Richard_Ngo comments on Embedded Agency: Not Just an AI Problem

Richard_Ngo 27 Jun 2019 14:53 UTC
13 points
We have strong outside-view reasons to expect that the information processing in question probably approximates Bayesian reasoning (for some model of the environment), and the decision-making process approximately maximizes some expected utility function (which itself approximates fitness within the ancestral environment).
The use of “approximates” in this sentence (and in the post as a whole) is so loose as to be deeply misleading—for the same reasons that the “blue-minimising robot” shouldn’t be described as maximising some expected utility function, and the information processing done by a single neuron shouldn’t be described as Bayesian reasoning (even approximately!)
See also: coherent behaviour in the real world is an incoherent concept.

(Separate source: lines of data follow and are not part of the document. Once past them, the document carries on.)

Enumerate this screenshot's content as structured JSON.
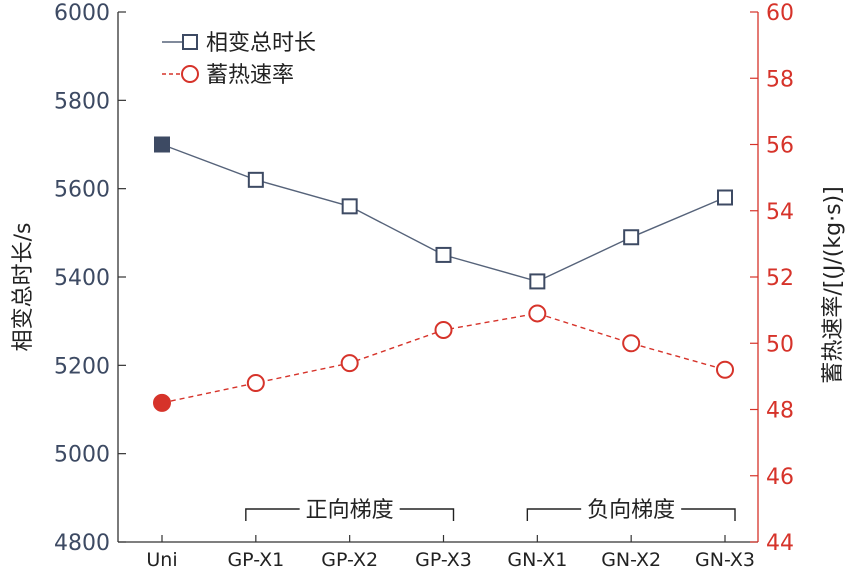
{
  "chart_data": {
    "type": "line",
    "categories": [
      "Uni",
      "GP-X1",
      "GP-X2",
      "GP-X3",
      "GN-X1",
      "GN-X2",
      "GN-X3"
    ],
    "series": [
      {
        "name": "相变总时长",
        "axis": "left",
        "values": [
          5700,
          5620,
          5560,
          5450,
          5390,
          5490,
          5580
        ],
        "color": "#56637a",
        "style": "solid",
        "marker": "square"
      },
      {
        "name": "蓄热速率",
        "axis": "right",
        "values": [
          48.2,
          48.8,
          49.4,
          50.4,
          50.9,
          50.0,
          49.2
        ],
        "color": "#d6332a",
        "style": "dashed",
        "marker": "circle"
      }
    ],
    "y_left": {
      "label": "相变总时长/s",
      "range": [
        4800,
        6000
      ],
      "ticks": [
        "4800",
        "5000",
        "5200",
        "5400",
        "5600",
        "5800",
        "6000"
      ],
      "color": "#3d4a63"
    },
    "y_right": {
      "label": "蓄热速率/[(J/(kg·s)]",
      "range": [
        44,
        60
      ],
      "ticks": [
        "44",
        "46",
        "48",
        "50",
        "52",
        "54",
        "56",
        "58",
        "60"
      ],
      "color": "#d6332a"
    },
    "groups": [
      {
        "label": "正向梯度",
        "from": 1,
        "to": 3
      },
      {
        "label": "负向梯度",
        "from": 4,
        "to": 6
      }
    ],
    "legend_position": "top-left",
    "grid": false
  }
}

- johnswentworth 27 Jun 2019 16:41 UTC
  16 points
  Parent
  I think the idea that real-world coherence can’t work mainly stems from everybody relying on the VNM utility theorem, and then trying to make it work directly without first formulating the agent’s world-model as a separate step. If we just forget about VNM utility theorem and come at the problem from a more principled Bayesian angle instead, things work out just fine.

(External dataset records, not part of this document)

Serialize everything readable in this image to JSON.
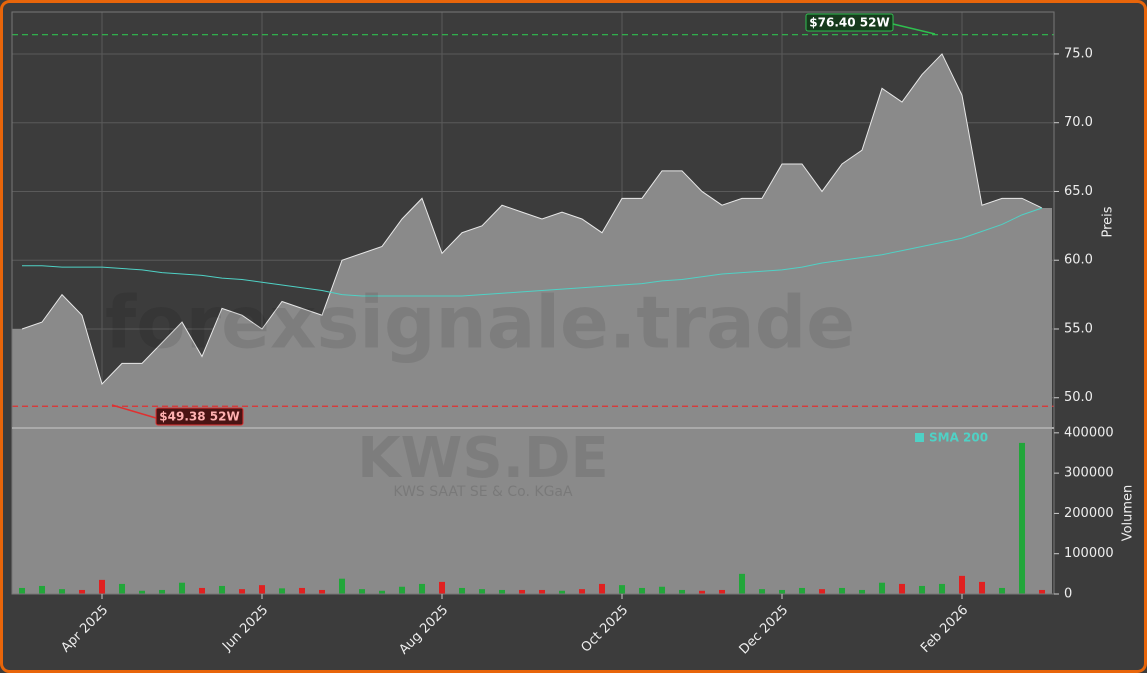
{
  "chart_data": {
    "type": "area",
    "watermark": "forexsignale.trade",
    "symbol": "KWS.DE",
    "company": "KWS SAAT SE & Co. KGaA",
    "categories": [
      null,
      null,
      null,
      null,
      "Apr 2025",
      null,
      null,
      null,
      null,
      null,
      null,
      null,
      "Jun 2025",
      null,
      null,
      null,
      null,
      null,
      null,
      null,
      null,
      "Aug 2025",
      null,
      null,
      null,
      null,
      null,
      null,
      null,
      null,
      "Oct 2025",
      null,
      null,
      null,
      null,
      null,
      null,
      null,
      "Dec 2025",
      null,
      null,
      null,
      null,
      null,
      null,
      null,
      null,
      "Feb 2026",
      null,
      null,
      null,
      null
    ],
    "series": [
      {
        "name": "Preis",
        "color": "#8a8a8a",
        "values": [
          55,
          55.5,
          57.5,
          56,
          51,
          52.5,
          52.5,
          54,
          55.5,
          53,
          56.5,
          56,
          55,
          57,
          56.5,
          56,
          60,
          60.5,
          61,
          63,
          64.5,
          60.5,
          62,
          62.5,
          64,
          63.5,
          63,
          63.5,
          63,
          62,
          64.5,
          64.5,
          66.5,
          66.5,
          65,
          64,
          64.5,
          64.5,
          67,
          67,
          65,
          67,
          68,
          72.5,
          71.5,
          73.5,
          75,
          72,
          64,
          64.5,
          64.5,
          63.8
        ]
      },
      {
        "name": "SMA 200",
        "color": "#4fd1c5",
        "values": [
          59.6,
          59.6,
          59.5,
          59.5,
          59.5,
          59.4,
          59.3,
          59.1,
          59,
          58.9,
          58.7,
          58.6,
          58.4,
          58.2,
          58,
          57.8,
          57.5,
          57.4,
          57.4,
          57.4,
          57.4,
          57.4,
          57.4,
          57.5,
          57.6,
          57.7,
          57.8,
          57.9,
          58,
          58.1,
          58.2,
          58.3,
          58.5,
          58.6,
          58.8,
          59,
          59.1,
          59.2,
          59.3,
          59.5,
          59.8,
          60,
          60.2,
          60.4,
          60.7,
          61,
          61.3,
          61.6,
          62.1,
          62.6,
          63.3,
          63.8
        ]
      }
    ],
    "volume": {
      "name": "Volumen",
      "up_color": "#22a63a",
      "down_color": "#e02020",
      "values": [
        15000,
        20000,
        12000,
        10000,
        35000,
        25000,
        8000,
        10000,
        28000,
        15000,
        20000,
        12000,
        22000,
        14000,
        15000,
        10000,
        38000,
        12000,
        8000,
        18000,
        25000,
        30000,
        15000,
        12000,
        10000,
        10000,
        10000,
        8000,
        12000,
        25000,
        22000,
        15000,
        18000,
        10000,
        8000,
        10000,
        50000,
        12000,
        10000,
        15000,
        12000,
        15000,
        10000,
        28000,
        25000,
        20000,
        25000,
        45000,
        30000,
        15000,
        375000,
        10000
      ],
      "ylim": [
        0,
        412000
      ],
      "yticks": [
        0,
        100000,
        200000,
        300000,
        400000
      ]
    },
    "ylabel": "Preis",
    "ylim": [
      47.8,
      78.05
    ],
    "yticks": [
      {
        "value": 50,
        "label": "50.0"
      },
      {
        "value": 55,
        "label": "55.0"
      },
      {
        "value": 60,
        "label": "60.0"
      },
      {
        "value": 65,
        "label": "65.0"
      },
      {
        "value": 70,
        "label": "70.0"
      },
      {
        "value": 75,
        "label": "75.0"
      }
    ],
    "high": {
      "value": 76.4,
      "label": "$76.40 52W",
      "color": "#2fbf4f"
    },
    "low": {
      "value": 49.38,
      "label": "$49.38 52W",
      "color": "#e03030"
    },
    "grid": true
  }
}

  Here’s the difference: VNM utility theorem postulates “lotteries” as something already present in the ontology. Agents have preferences over lotteries directly, and agents’ preferences must take probabilities as inputs. There’s no built-in notion of what exactly “randomness” means, what exactly a “probability” physically corresponds to, or anything like that. If we formulate those notions correctly, then things work, but VNM utility does not itself provide the formulation, so everybody gets confused.
  Contrast that with e.g. FTAP + dutch book arguments: these provide a similar-looking conclusion to VNM utility theory (i.e. maximize expected utility), but the assumptions are quite different. In particular, they do not start with any inherent notion of “probability”—assuming inexploitability, they show that some (not necessarily unique) probability distribution exists, under which the agent can be interpreted as maximizing utility. This puts focus on the real issue: what exactly is the agent’s world-model?

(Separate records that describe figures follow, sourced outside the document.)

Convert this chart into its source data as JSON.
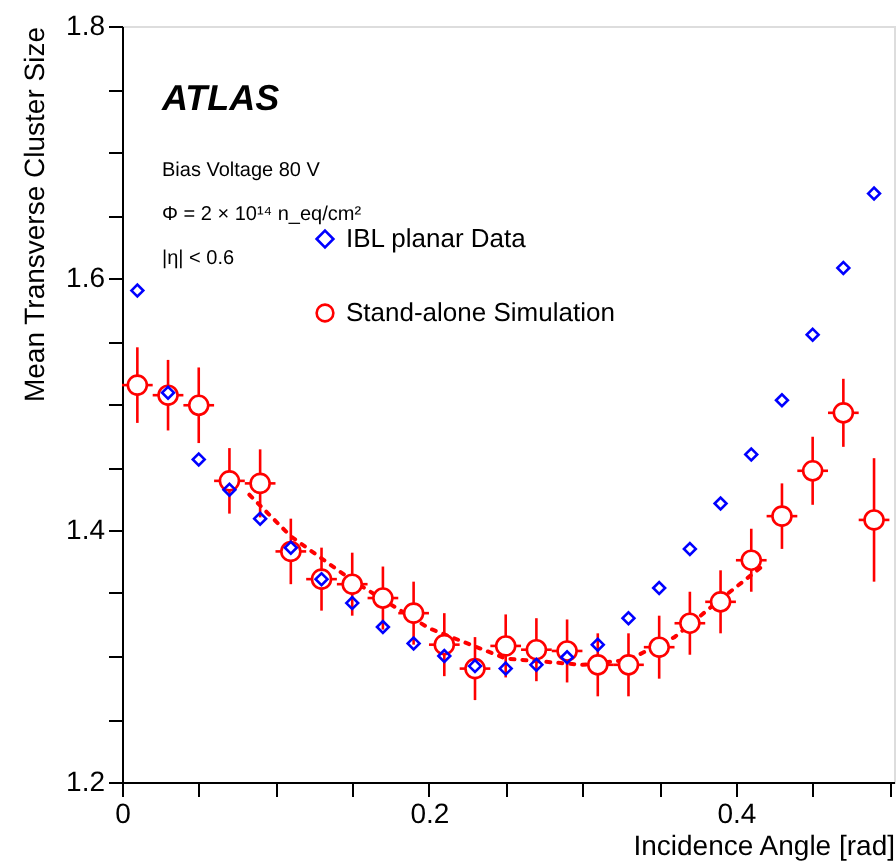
{
  "chart_data": {
    "type": "scatter",
    "xlabel": "Incidence Angle [rad]",
    "ylabel": "Mean Transverse Cluster Size",
    "x": [
      0.01,
      0.03,
      0.05,
      0.07,
      0.09,
      0.11,
      0.13,
      0.15,
      0.17,
      0.19,
      0.21,
      0.23,
      0.25,
      0.27,
      0.29,
      0.31,
      0.33,
      0.35,
      0.37,
      0.39,
      0.41,
      0.43,
      0.45,
      0.47,
      0.49
    ],
    "series": [
      {
        "name": "IBL planar Data",
        "color": "#0000ff",
        "marker": "diamond",
        "values": [
          1.59,
          1.509,
          1.456,
          1.432,
          1.409,
          1.386,
          1.361,
          1.342,
          1.323,
          1.31,
          1.3,
          1.292,
          1.29,
          1.293,
          1.299,
          1.309,
          1.33,
          1.354,
          1.385,
          1.421,
          1.46,
          1.503,
          1.555,
          1.608,
          1.667
        ]
      },
      {
        "name": "Stand-alone Simulation",
        "color": "#ff0000",
        "marker": "circle",
        "values": [
          1.515,
          1.507,
          1.499,
          1.439,
          1.437,
          1.383,
          1.361,
          1.357,
          1.346,
          1.334,
          1.309,
          1.29,
          1.308,
          1.305,
          1.304,
          1.293,
          1.293,
          1.307,
          1.326,
          1.343,
          1.376,
          1.411,
          1.447,
          1.493,
          1.408
        ],
        "errors": [
          0.03,
          0.028,
          0.03,
          0.026,
          0.027,
          0.026,
          0.025,
          0.025,
          0.025,
          0.025,
          0.025,
          0.025,
          0.025,
          0.025,
          0.025,
          0.025,
          0.025,
          0.025,
          0.025,
          0.025,
          0.025,
          0.026,
          0.027,
          0.027,
          0.049
        ],
        "xerrors": [
          0.01,
          0.01,
          0.01,
          0.01,
          0.01,
          0.01,
          0.01,
          0.01,
          0.01,
          0.01,
          0.01,
          0.01,
          0.01,
          0.01,
          0.01,
          0.01,
          0.01,
          0.01,
          0.01,
          0.01,
          0.01,
          0.01,
          0.01,
          0.01,
          0.01
        ]
      },
      {
        "type": "line",
        "color": "#ff0000",
        "line_style": "dotted",
        "x": [
          0.083,
          0.11,
          0.15,
          0.2,
          0.25,
          0.3,
          0.33,
          0.36,
          0.39,
          0.418
        ],
        "values": [
          1.428,
          1.395,
          1.36,
          1.322,
          1.298,
          1.293,
          1.297,
          1.315,
          1.345,
          1.372
        ]
      }
    ],
    "xlim": [
      0,
      0.503
    ],
    "ylim": [
      1.2,
      1.8
    ],
    "xticks": [
      0,
      {
        "value": 0.05,
        "label": null
      },
      {
        "value": 0.1,
        "label": null
      },
      {
        "value": 0.15,
        "label": null
      },
      0.2,
      {
        "value": 0.25,
        "label": null
      },
      {
        "value": 0.3,
        "label": null
      },
      {
        "value": 0.35,
        "label": null
      },
      0.4,
      {
        "value": 0.45,
        "label": null
      },
      {
        "value": 0.5,
        "label": null
      }
    ],
    "yticks": [
      1.2,
      {
        "value": 1.25,
        "label": null
      },
      {
        "value": 1.3,
        "label": null
      },
      {
        "value": 1.35,
        "label": null
      },
      1.4,
      {
        "value": 1.45,
        "label": null
      },
      {
        "value": 1.5,
        "label": null
      },
      {
        "value": 1.55,
        "label": null
      },
      1.6,
      {
        "value": 1.65,
        "label": null
      },
      {
        "value": 1.7,
        "label": null
      },
      {
        "value": 1.75,
        "label": null
      },
      1.8
    ],
    "grid": false,
    "legend": "top",
    "annotations": [
      "ATLAS",
      "Bias Voltage 80 V",
      "Φ = 2 × 10¹⁴ n_eq/cm²",
      "|η| < 0.6"
    ]
  }
}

  As you say in the post you linked:
  those hypothetical choices are always between known lotteries with fixed probabilities, rather than being based on our subjective probability estimates as they are in the real world… VNM coherence is not well-defined in this setup, so if we want to formulate a rigorous version of this argument, we’ll need to specify a new definition of coherence which extends the standard instantaneous-hypothetical one.
  … which is exactly right. That’s why I consider VNM coherence a bad starting point for this sort of thing.
  Getting more into the particulars of that post...
  I would summarize the main argument in your post as roughly: “we can’t observe counterfactual behavior, and without that we can’t map the utility function, unless the utility function is completely static and depends only on current state of the world.” So we can’t map utilities over trajectories, we can’t map off-equilibrium strategies, we can’t map time-dependent utilities, etc.
  The problem with that line of argument is that it treats the agent as a black box. Breaking open the black box is what embedded agency is all about, including all the examples in the OP. Once the black box is open, we do not need to rely on observed behavior—we know what the internal gears are, so we can talk about counterfactual behavior directly. In particular, once the black box is open, we can (in principle) talk about the agent’s internal ontology. Once the agent’s internal ontology is known, possibilities like “the agent prefers to travel in circles” are hypotheses we can meaningfully check—not by observing the agent’s behavior, but by seeing what computation it performs with its internal notion of “travelling in circles”.